In the absence of any official surveys of war damage to date, and following Lebanon's entry into a ten-day ceasefire period beginning last night, preliminary estimates are beginning to sketch a picture of the scale of destruction wrought by the conflict that has been ongoing since March 2. Actual figures are widely expected to be far higher.
Varying Estimates
Estimates vary considerably depending on the scope of damage assessed — whether infrastructure, housing, institutions, or economic activity, and whether direct or indirect losses are included. In any case, these figures remain partial and limited, given that military operations continued until recently and may resume if a final ceasefire agreement is not reached.
Some experts have drawn on data from the previous 2024 war, during which international institutions cited losses of approximately $225 million — a figure that Mohammad Shams al-Din, a researcher at the International Institute for Information (a Beirut-based data and research firm frequently cited in Lebanese economic reporting), disputes as inaccurate.
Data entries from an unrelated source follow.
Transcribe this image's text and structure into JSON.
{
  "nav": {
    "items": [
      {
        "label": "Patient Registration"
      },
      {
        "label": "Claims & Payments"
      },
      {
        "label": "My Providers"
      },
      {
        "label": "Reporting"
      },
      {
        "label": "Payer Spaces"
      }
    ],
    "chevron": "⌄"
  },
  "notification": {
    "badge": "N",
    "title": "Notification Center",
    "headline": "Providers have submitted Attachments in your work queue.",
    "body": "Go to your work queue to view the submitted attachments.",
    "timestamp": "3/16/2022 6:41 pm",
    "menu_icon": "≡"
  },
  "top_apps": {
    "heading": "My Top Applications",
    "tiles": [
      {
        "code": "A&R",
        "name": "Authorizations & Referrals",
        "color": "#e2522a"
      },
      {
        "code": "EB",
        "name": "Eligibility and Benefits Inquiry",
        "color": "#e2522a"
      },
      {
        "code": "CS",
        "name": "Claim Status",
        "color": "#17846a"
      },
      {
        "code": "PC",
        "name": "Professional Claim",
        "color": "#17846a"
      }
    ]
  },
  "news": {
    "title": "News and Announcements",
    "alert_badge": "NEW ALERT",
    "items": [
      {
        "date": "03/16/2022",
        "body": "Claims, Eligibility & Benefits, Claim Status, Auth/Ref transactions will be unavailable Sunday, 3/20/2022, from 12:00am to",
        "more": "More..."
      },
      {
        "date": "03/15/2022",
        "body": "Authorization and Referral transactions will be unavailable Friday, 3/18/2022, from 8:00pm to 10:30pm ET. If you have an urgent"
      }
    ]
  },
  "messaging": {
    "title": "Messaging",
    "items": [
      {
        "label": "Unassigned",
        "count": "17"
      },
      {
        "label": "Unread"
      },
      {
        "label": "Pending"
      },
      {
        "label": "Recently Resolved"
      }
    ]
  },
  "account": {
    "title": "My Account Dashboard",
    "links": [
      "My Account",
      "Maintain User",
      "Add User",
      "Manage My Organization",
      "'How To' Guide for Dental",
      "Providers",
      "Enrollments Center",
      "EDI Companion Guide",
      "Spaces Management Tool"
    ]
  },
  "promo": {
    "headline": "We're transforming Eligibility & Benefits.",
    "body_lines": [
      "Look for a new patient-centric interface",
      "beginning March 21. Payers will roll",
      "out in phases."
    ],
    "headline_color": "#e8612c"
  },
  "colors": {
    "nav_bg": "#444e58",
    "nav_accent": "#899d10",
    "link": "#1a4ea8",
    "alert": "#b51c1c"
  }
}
Shams al-Din estimates that losses from the current conflict amount to no less than $5 billion, based on unofficial projections — a substantial sum relative to the size of the Lebanese economy. Finance Minister Yassine Jaber has offered a preliminary estimate of approximately $7 billion in war-related damage, describing the losses that will emerge from comprehensive surveys as "enormous."
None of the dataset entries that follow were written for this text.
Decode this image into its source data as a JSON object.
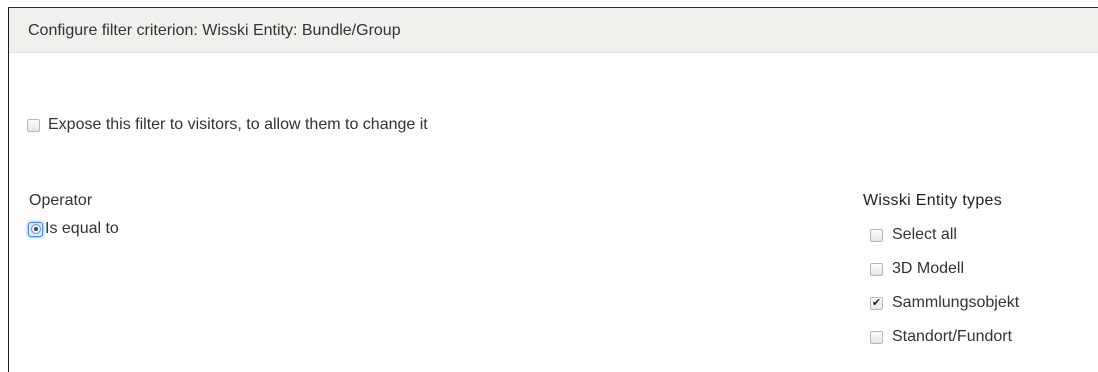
{
  "dialog": {
    "title": "Configure filter criterion: Wisski Entity: Bundle/Group"
  },
  "expose": {
    "label": "Expose this filter to visitors, to allow them to change it",
    "checked": false
  },
  "operator": {
    "label": "Operator",
    "options": [
      {
        "label": "Is equal to",
        "selected": true
      }
    ]
  },
  "entity_types": {
    "label": "Wisski Entity types",
    "items": [
      {
        "label": "Select all",
        "checked": false
      },
      {
        "label": "3D Modell",
        "checked": false
      },
      {
        "label": "Sammlungsobjekt",
        "checked": true
      },
      {
        "label": "Standort/Fundort",
        "checked": false
      }
    ]
  },
  "colors": {
    "titlebar_bg": "#f0f0ec",
    "focus_ring": "#4a90d9"
  }
}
These losses are all the more alarming given their timing:
Lebanon entered this conflict before having recovered from the fallout of the 2024 war, which cost the country roughly $15 billion. The economy is now confronting a double shock that deepens the contraction and widens the financing gap for reconstruction.
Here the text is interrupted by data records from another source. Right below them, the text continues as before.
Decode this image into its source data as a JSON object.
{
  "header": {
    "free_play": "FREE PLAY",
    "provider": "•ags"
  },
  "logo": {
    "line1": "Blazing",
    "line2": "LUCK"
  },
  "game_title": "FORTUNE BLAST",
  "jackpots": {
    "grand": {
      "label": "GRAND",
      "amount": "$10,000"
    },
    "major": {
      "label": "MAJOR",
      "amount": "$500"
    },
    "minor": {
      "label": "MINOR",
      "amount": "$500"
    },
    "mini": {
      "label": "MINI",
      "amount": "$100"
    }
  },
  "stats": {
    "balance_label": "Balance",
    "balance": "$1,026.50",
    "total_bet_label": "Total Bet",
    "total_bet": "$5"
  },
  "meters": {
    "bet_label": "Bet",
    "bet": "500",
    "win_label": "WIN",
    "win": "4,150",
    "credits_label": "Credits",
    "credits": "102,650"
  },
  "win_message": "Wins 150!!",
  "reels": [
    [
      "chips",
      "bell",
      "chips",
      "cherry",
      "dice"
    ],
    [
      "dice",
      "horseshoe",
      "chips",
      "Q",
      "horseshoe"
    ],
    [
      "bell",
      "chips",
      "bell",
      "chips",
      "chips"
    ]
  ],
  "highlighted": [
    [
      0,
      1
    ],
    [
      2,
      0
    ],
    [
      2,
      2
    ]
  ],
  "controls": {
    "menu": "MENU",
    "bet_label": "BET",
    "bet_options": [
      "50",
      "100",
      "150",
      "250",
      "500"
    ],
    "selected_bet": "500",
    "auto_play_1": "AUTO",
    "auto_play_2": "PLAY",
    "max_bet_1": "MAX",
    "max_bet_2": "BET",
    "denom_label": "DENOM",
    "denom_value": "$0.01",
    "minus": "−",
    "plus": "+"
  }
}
The war has also had a direct impact on vital sectors, with tourism nearly at a standstill, sharp declines in trade and production, and rising unemployment and cost-of-living pressures. Against these indicators, experts warn that the true scale of losses will only become clear after the conflict ends entirely — but that it will, without question, far exceed initial estimates.
The Numbers
In an interview with Al-Modon, Shams al-Din breaks down the preliminary estimates for losses in the recent conflict. He notes that the number of buildings destroyed stands at 245, though the exact number of apartments within those buildings has yet to be precisely determined. Assuming an average of ten floors per building and two apartments per floor — roughly 20 units per building — the figure amounts to approximately 4,900 destroyed residential units.
This figure, however, remains subject to revision upward or downward pending the results of field surveys that have not yet been fully completed.
In southern Lebanon, the data indicates that entire villages sustained widespread destruction, with estimates of approximately 13,000 residential units completely destroyed. When all Lebanese regions are taken into account — from the south to Beirut and the Bekaa Valley — the total is estimated at a minimum of around 19,200 destroyed residential units, according to Shams al-Din. Added to this are the losses from the previous war, which were estimated at approximately 53,000 residential units — none of which have been rebuilt. This brings the combined total to roughly 73,000 residential units completely destroyed across the two wars.
Residential units sustaining partial damage from the current conflict are estimated at around 67,000, bringing the total number of units affected by either complete or partial destruction to approximately 87,000.
On the economic front, Shams al-Din estimates indirect losses resulting from the halt in economic activity at around $1.6 billion, noting that other estimates have cited daily losses of up to $100 million — a figure he considers very high relative to the size of the Lebanese economy.
Losses Exceeding $5 Billion
Referring to earlier estimates from the 2024 war — in which daily losses were put at roughly $225 million — Shams al-Din argues that figure is unrealistic, and that the $100 million daily estimate is also inflated. He grounds his reasoning in Lebanon's GDP, which ranges between $30 and $35 billion annually.
Taking a GDP of $35 billion as a baseline, the average daily output amounts to roughly $100 million. Given that the economy was not fully paralyzed, the actual daily losses are likely considerably lower, with marked variation across sectors: some partially offset their losses while others were more severely disrupted.
On this basis, Shams al-Din holds that the total losses remain preliminary and are unlikely to fall below $5 billion, pending official surveys.
Following the previous war, combined direct and indirect losses were estimated at approximately $15 billion. Should the current conflict end without those earlier losses having been absorbed — which remains the case given the absence of reconstruction financing — the two rounds of destruction would together constitute a cumulative toll on the Lebanese economy.